How to record external instruments in Ableton Live?

Ableton Live almost gave me a headache the first time I tried to record an external hardware synthesizer into an Audio Track. The recording appeared to be out of time and completely off the grid. Fortunately, I found a solution for this timing problem!

Recording external instruments Ableton Live

Ableton Live almost gave me a headache the first time I tried to record an external hardware synthesizer into an Audio Track. I put an External Instrument device on a MIDI Track in Live and played the synthesizer with a MIDI clip. After that I created a new Audio Track and recorded the audio directly from my ASIO soundcard to the Audio Track. Sounds logical, right? While playing along Live’s build in Metronome the recording appeared to be out of time and completely off the grid!

Fortunately, I found a solution for this timing problem on Gearslutz: route the audio from the MIDI Track with the external instrument device to the (armed) Audio Track.

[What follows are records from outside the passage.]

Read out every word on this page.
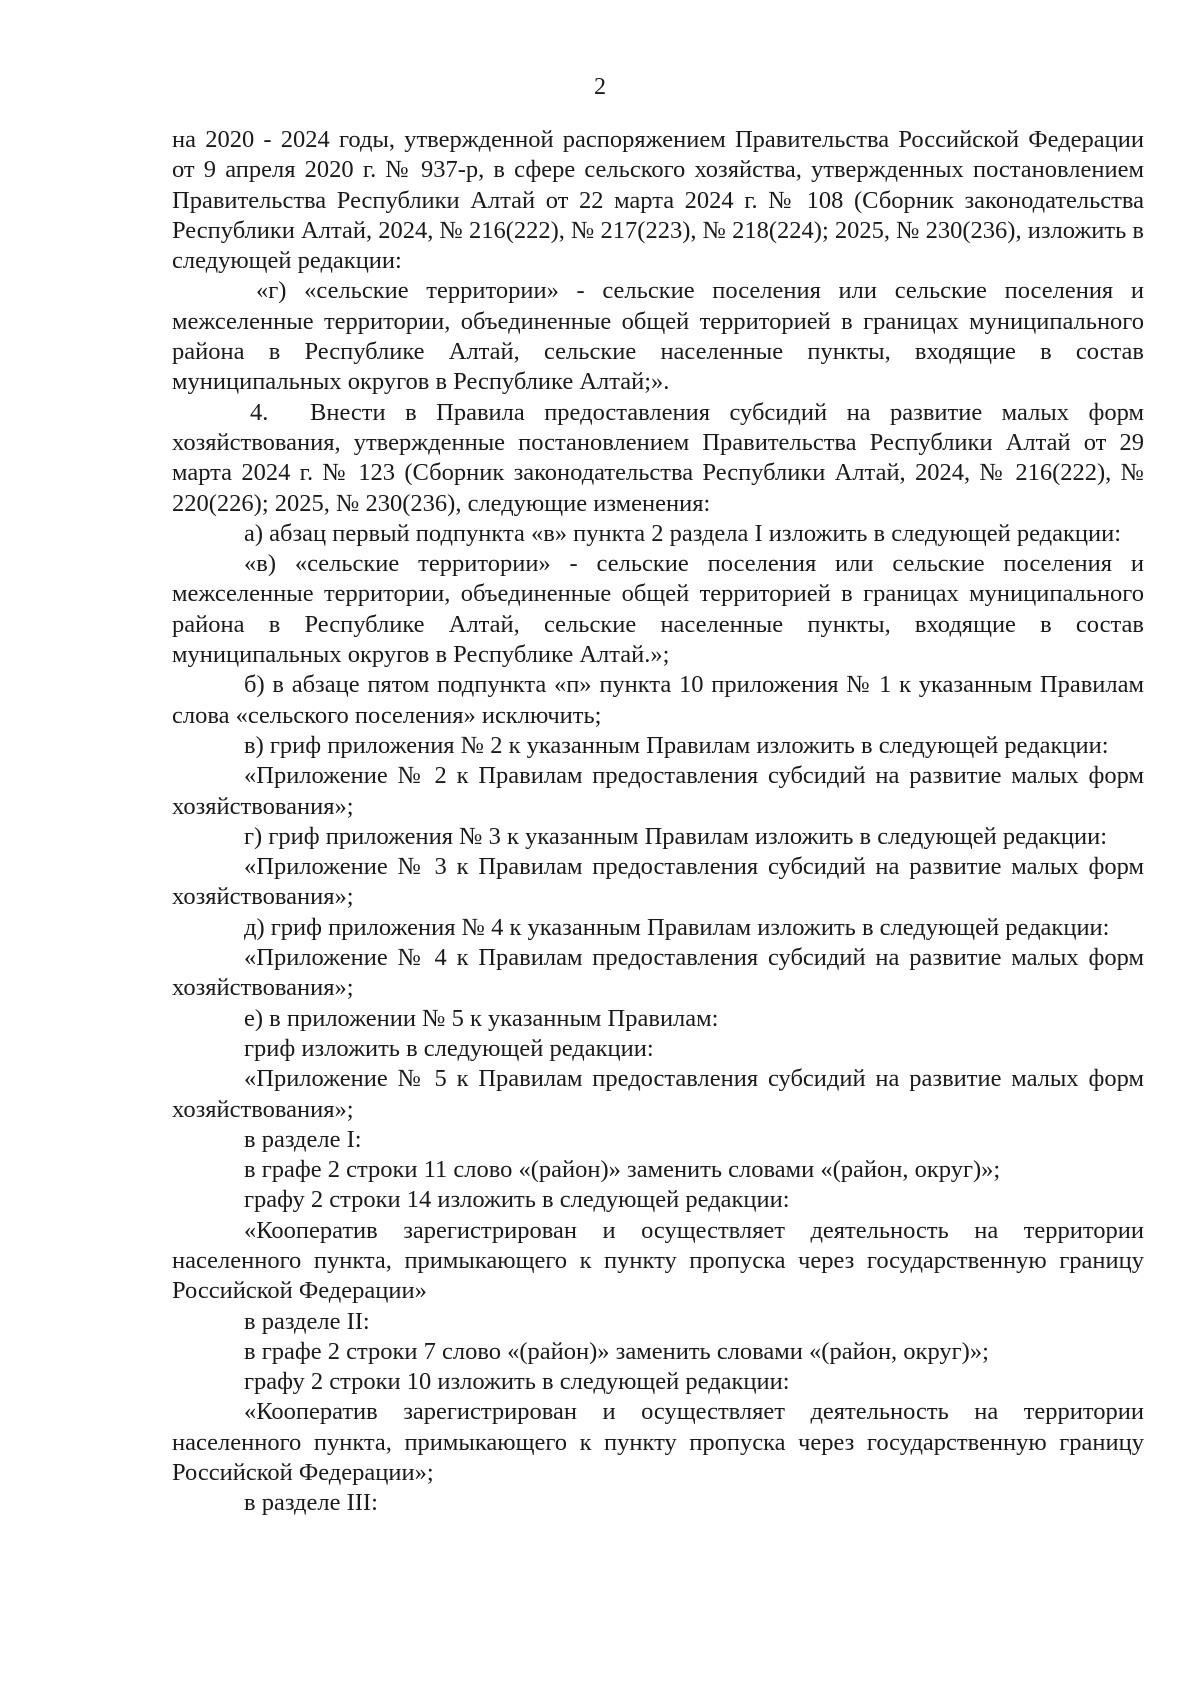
2

на 2020 - 2024 годы, утвержденной распоряжением Правительства Российской Федерации от 9 апреля 2020 г. № 937-р, в сфере сельского хозяйства, утвержденных постановлением Правительства Республики Алтай от 22 марта 2024 г. № 108 (Сборник законодательства Республики Алтай, 2024, № 216(222), № 217(223), № 218(224); 2025, № 230(236), изложить в следующей редакции:

«г) «сельские территории» - сельские поселения или сельские поселения и межселенные территории, объединенные общей территорией в границах муниципального района в Республике Алтай, сельские населенные пункты, входящие в состав муниципальных округов в Республике Алтай;».

4. Внести в Правила предоставления субсидий на развитие малых форм хозяйствования, утвержденные постановлением Правительства Республики Алтай от 29 марта 2024 г. № 123 (Сборник законодательства Республики Алтай, 2024, № 216(222), № 220(226); 2025, № 230(236), следующие изменения:

а) абзац первый подпункта «в» пункта 2 раздела I изложить в следующей редакции:

«в) «сельские территории» - сельские поселения или сельские поселения и межселенные территории, объединенные общей территорией в границах муниципального района в Республике Алтай, сельские населенные пункты, входящие в состав муниципальных округов в Республике Алтай.»;

б) в абзаце пятом подпункта «п» пункта 10 приложения № 1 к указанным Правилам слова «сельского поселения» исключить;

в) гриф приложения № 2 к указанным Правилам изложить в следующей редакции:

«Приложение № 2 к Правилам предоставления субсидий на развитие малых форм хозяйствования»;

г) гриф приложения № 3 к указанным Правилам изложить в следующей редакции:

«Приложение № 3 к Правилам предоставления субсидий на развитие малых форм хозяйствования»;

д) гриф приложения № 4 к указанным Правилам изложить в следующей редакции:

«Приложение № 4 к Правилам предоставления субсидий на развитие малых форм хозяйствования»;

е) в приложении № 5 к указанным Правилам:

гриф изложить в следующей редакции:

«Приложение № 5 к Правилам предоставления субсидий на развитие малых форм хозяйствования»;

в разделе I:

в графе 2 строки 11 слово «(район)» заменить словами «(район, округ)»;

графу 2 строки 14 изложить в следующей редакции:

«Кооператив зарегистрирован и осуществляет деятельность на территории населенного пункта, примыкающего к пункту пропуска через государственную границу Российской Федерации»

в разделе II:

в графе 2 строки 7 слово «(район)» заменить словами «(район, округ)»;

графу 2 строки 10 изложить в следующей редакции:

«Кооператив зарегистрирован и осуществляет деятельность на территории населенного пункта, примыкающего к пункту пропуска через государственную границу Российской Федерации»;

в разделе III:
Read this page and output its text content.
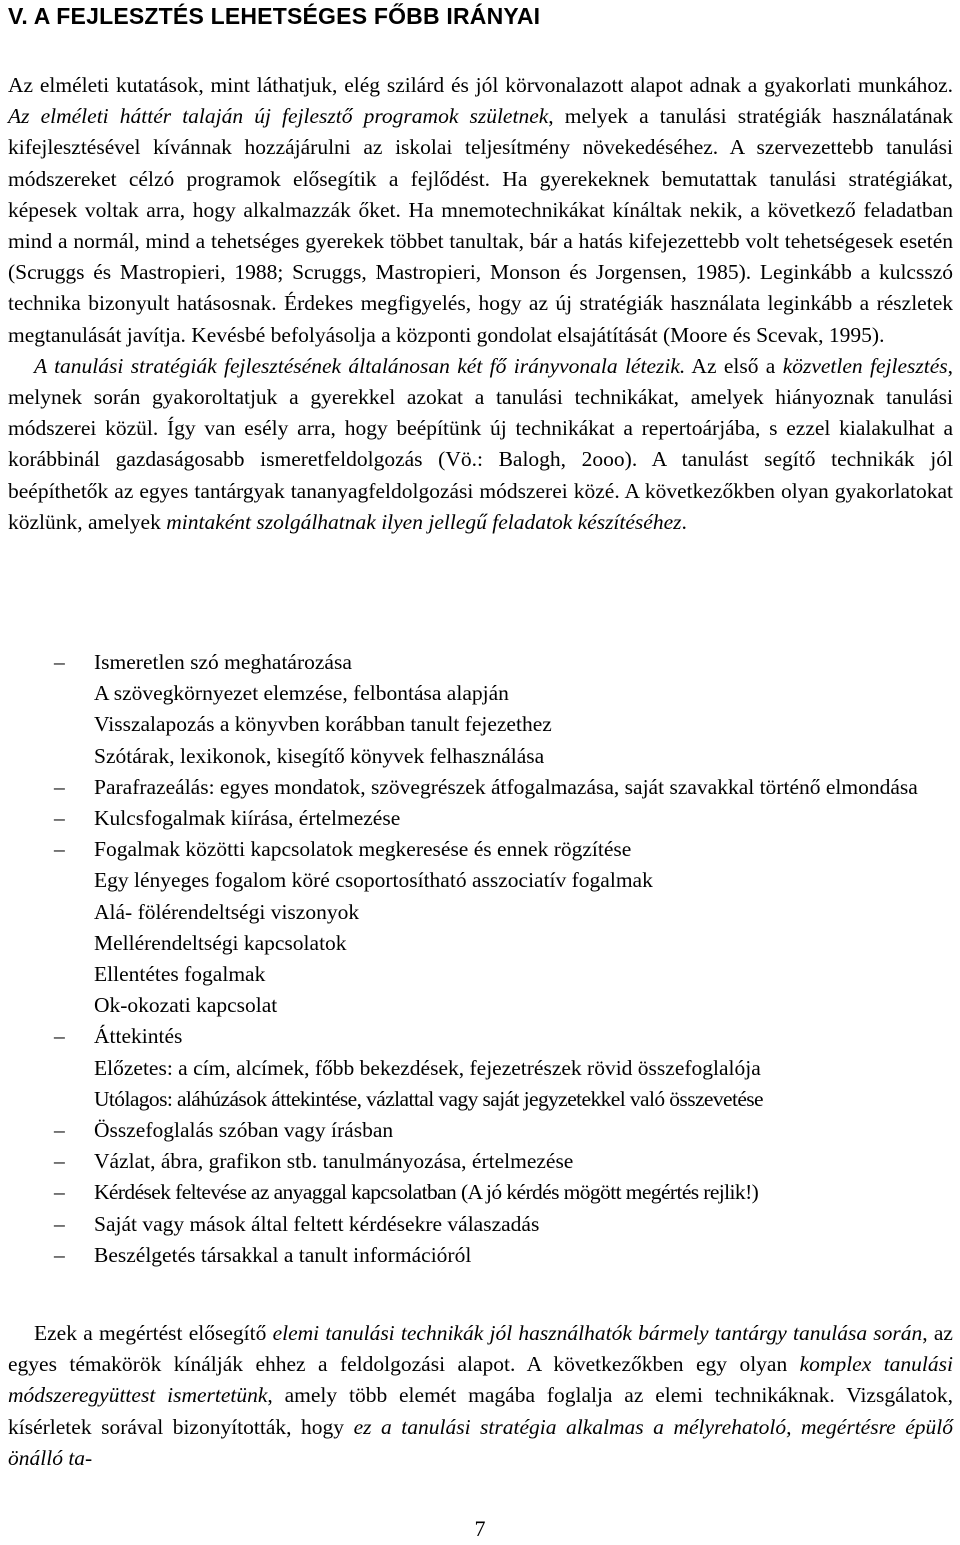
V. A FEJLESZTÉS LEHETSÉGES FŐBB IRÁNYAI

Az elméleti kutatások, mint láthatjuk, elég szilárd és jól körvonalazott alapot adnak a gyakorlati munkához. Az elméleti háttér talaján új fejlesztő programok születnek, melyek a tanulási stratégiák használatának kifejlesztésével kívánnak hozzájárulni az iskolai teljesítmény növekedéséhez. A szervezettebb tanulási módszereket célzó programok elősegítik a fejlődést. Ha gyerekeknek bemutattak tanulási stratégiákat, képesek voltak arra, hogy alkalmazzák őket. Ha mnemotechnikákat kínáltak nekik, a következő feladatban mind a normál, mind a tehetséges gyerekek többet tanultak, bár a hatás kifejezettebb volt tehetségesek esetén (Scruggs és Mastropieri, 1988; Scruggs, Mastropieri, Monson és Jorgensen, 1985). Leginkább a kulcsszó technika bizonyult hatásosnak. Érdekes megfigyelés, hogy az új stratégiák használata leginkább a részletek megtanulását javítja. Kevésbé befolyásolja a központi gondolat elsajátítását (Moore és Scevak, 1995).
A tanulási stratégiák fejlesztésének általánosan két fő irányvonala létezik. Az első a közvetlen fejlesztés, melynek során gyakoroltatjuk a gyerekkel azokat a tanulási technikákat, amelyek hiányoznak tanulási módszerei közül. Így van esély arra, hogy beépítünk új technikákat a repertoárjába, s ezzel kialakulhat a korábbinál gazdaságosabb ismeretfeldolgozás (Vö.: Balogh, 2ooo). A tanulást segítő technikák jól beépíthetők az egyes tantárgyak tananyagfeldolgozási módszerei közé. A következőkben olyan gyakorlatokat közlünk, amelyek mintaként szolgálhatnak ilyen jellegű feladatok készítéséhez.

– Ismeretlen szó meghatározása
A szövegkörnyezet elemzése, felbontása alapján
Visszalapozás a könyvben korábban tanult fejezethez
Szótárak, lexikonok, kisegítő könyvek felhasználása
– Parafrazeálás: egyes mondatok, szövegrészek átfogalmazása, saját szavakkal történő elmondása
– Kulcsfogalmak kiírása, értelmezése
– Fogalmak közötti kapcsolatok megkeresése és ennek rögzítése
Egy lényeges fogalom köré csoportosítható asszociatív fogalmak
Alá- fölérendeltségi viszonyok
Mellérendeltségi kapcsolatok
Ellentétes fogalmak
Ok-okozati kapcsolat
– Áttekintés
Előzetes: a cím, alcímek, főbb bekezdések, fejezetrészek rövid összefoglalója
Utólagos: aláhúzások áttekintése, vázlattal vagy saját jegyzetekkel való összevetése
– Összefoglalás szóban vagy írásban
– Vázlat, ábra, grafikon stb. tanulmányozása, értelmezése
– Kérdések feltevése az anyaggal kapcsolatban (A jó kérdés mögött megértés rejlik!)
– Saját vagy mások által feltett kérdésekre válaszadás
– Beszélgetés társakkal a tanult információról

Ezek a megértést elősegítő elemi tanulási technikák jól használhatók bármely tantárgy tanulása során, az egyes témakörök kínálják ehhez a feldolgozási alapot. A következőkben egy olyan komplex tanulási módszeregyüttest ismertetünk, amely több elemét magába foglalja az elemi technikáknak. Vizsgálatok, kísérletek sorával bizonyították, hogy ez a tanulási stratégia alkalmas a mélyrehatoló, megértésre épülő önálló ta-

7
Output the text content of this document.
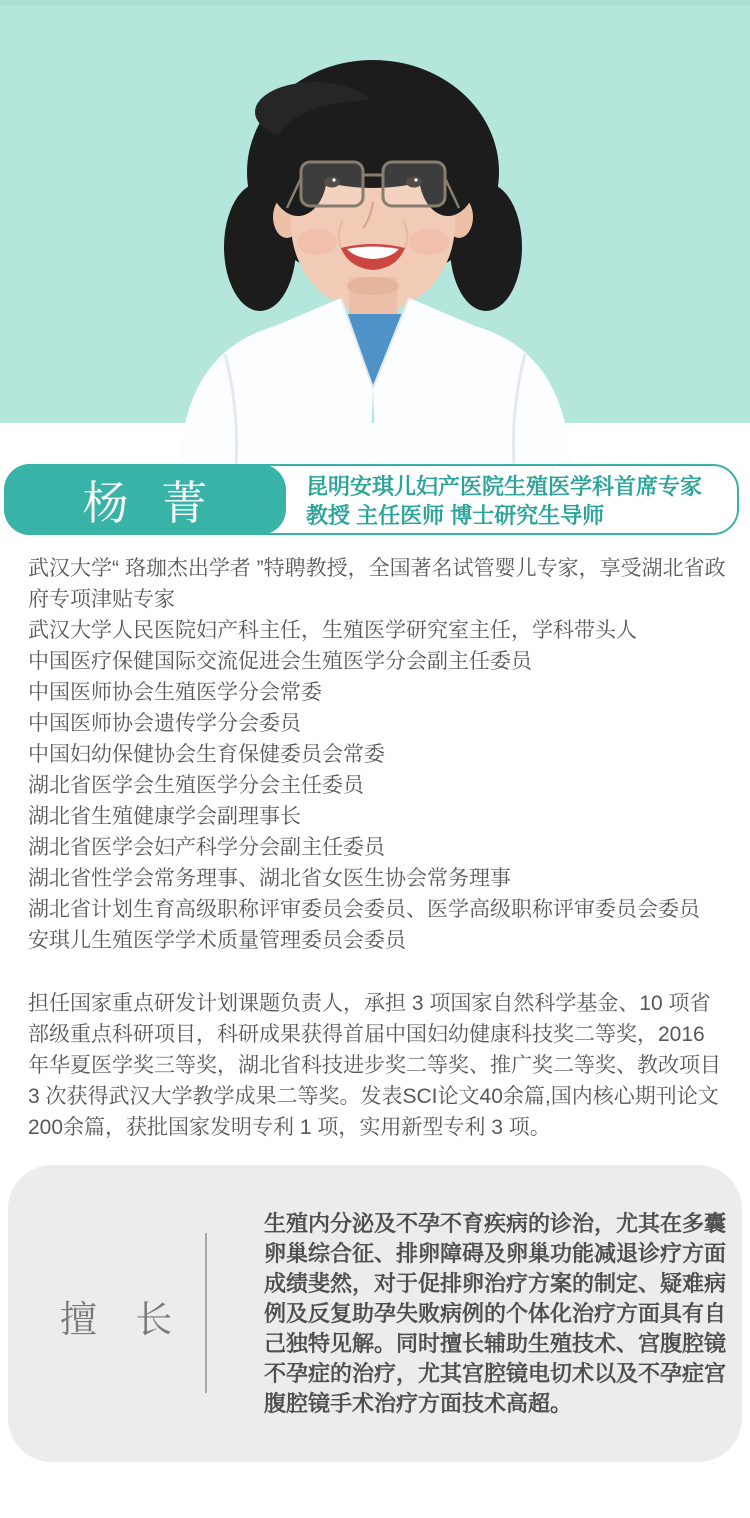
杨 菁	昆明安琪儿妇产医院生殖医学科首席专家
教授 主任医师 博士研究生导师
武汉大学“ 珞珈杰出学者 ”特聘教授，全国著名试管婴儿专家，享受湖北省政府专项津贴专家
武汉大学人民医院妇产科主任，生殖医学研究室主任，学科带头人
中国医疗保健国际交流促进会生殖医学分会副主任委员
中国医师协会生殖医学分会常委
中国医师协会遗传学分会委员
中国妇幼保健协会生育保健委员会常委
湖北省医学会生殖医学分会主任委员
湖北省生殖健康学会副理事长
湖北省医学会妇产科学分会副主任委员
湖北省性学会常务理事、湖北省女医生协会常务理事
湖北省计划生育高级职称评审委员会委员、医学高级职称评审委员会委员
安琪儿生殖医学学术质量管理委员会委员
担任国家重点研发计划课题负责人，承担 3 项国家自然科学基金、10 项省部级重点科研项目，科研成果获得首届中国妇幼健康科技奖二等奖，2016 年华夏医学奖三等奖，湖北省科技进步奖二等奖、推广奖二等奖、教改项目 3 次获得武汉大学教学成果二等奖。发表SCI论文40余篇,国内核心期刊论文200余篇，获批国家发明专利 1 项，实用新型专利 3 项。
擅 长
生殖内分泌及不孕不育疾病的诊治，尤其在多囊卵巢综合征、排卵障碍及卵巢功能减退诊疗方面成绩斐然，对于促排卵治疗方案的制定、疑难病例及反复助孕失败病例的个体化治疗方面具有自己独特见解。同时擅长辅助生殖技术、宫腹腔镜不孕症的治疗，尤其宫腔镜电切术以及不孕症宫腹腔镜手术治疗方面技术高超。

Read on if you are still puzzled about how to record your synth with hardly any latency in Ableton Live. For the purpose of this article I recorded a four on the floor kick drum from the Bass Station II synthesizer into an Audio Track. First I created a MIDI Track with an External Instrument device and programmed a MIDI clip. The External Instrument device settings are as follows:

External Instrument device settings

The External Instrument device sends the incoming MIDI to the Bass Station II synthesizer and receives the audio from channel 2 of the audio interface. After recording the audio directly from the soundcard (Buffer Size: 64 samples) into the Audio Track, the kick drum is clearly playing out of time. See the picture below. The waveforms should begin at 1.4 and 2 in the timeline of the audioclip, but they start way too early:

Audio clip is out of time

Now here’s the trick to get the timing almost dead on the grid. Route the audio from the MIDI Track to the Audio Track, see the Audio Track’s In/Out settings in the picture below. In the Audio From drop down menu you select the MIDI Track with the External Instrument device:

Audio in time - correct routing

Now the recorded kick drum clip is almost dead on the grid. Here’s the resulting (stereo) clip with the same 64 samples Buffer Size:

Audio in time - clip view

The timing is clearly much better now. Do you still feel the timing is not right? Then you can always put a Warp marker in the middle of the audio clip and delete the Warp marker at the beginning of the clip. Now hold down Shift (on PC) and click drag on the Warp marker. This will slide the audio clip to the direction you need to go to snap to grid (or your groove) and it will sound great.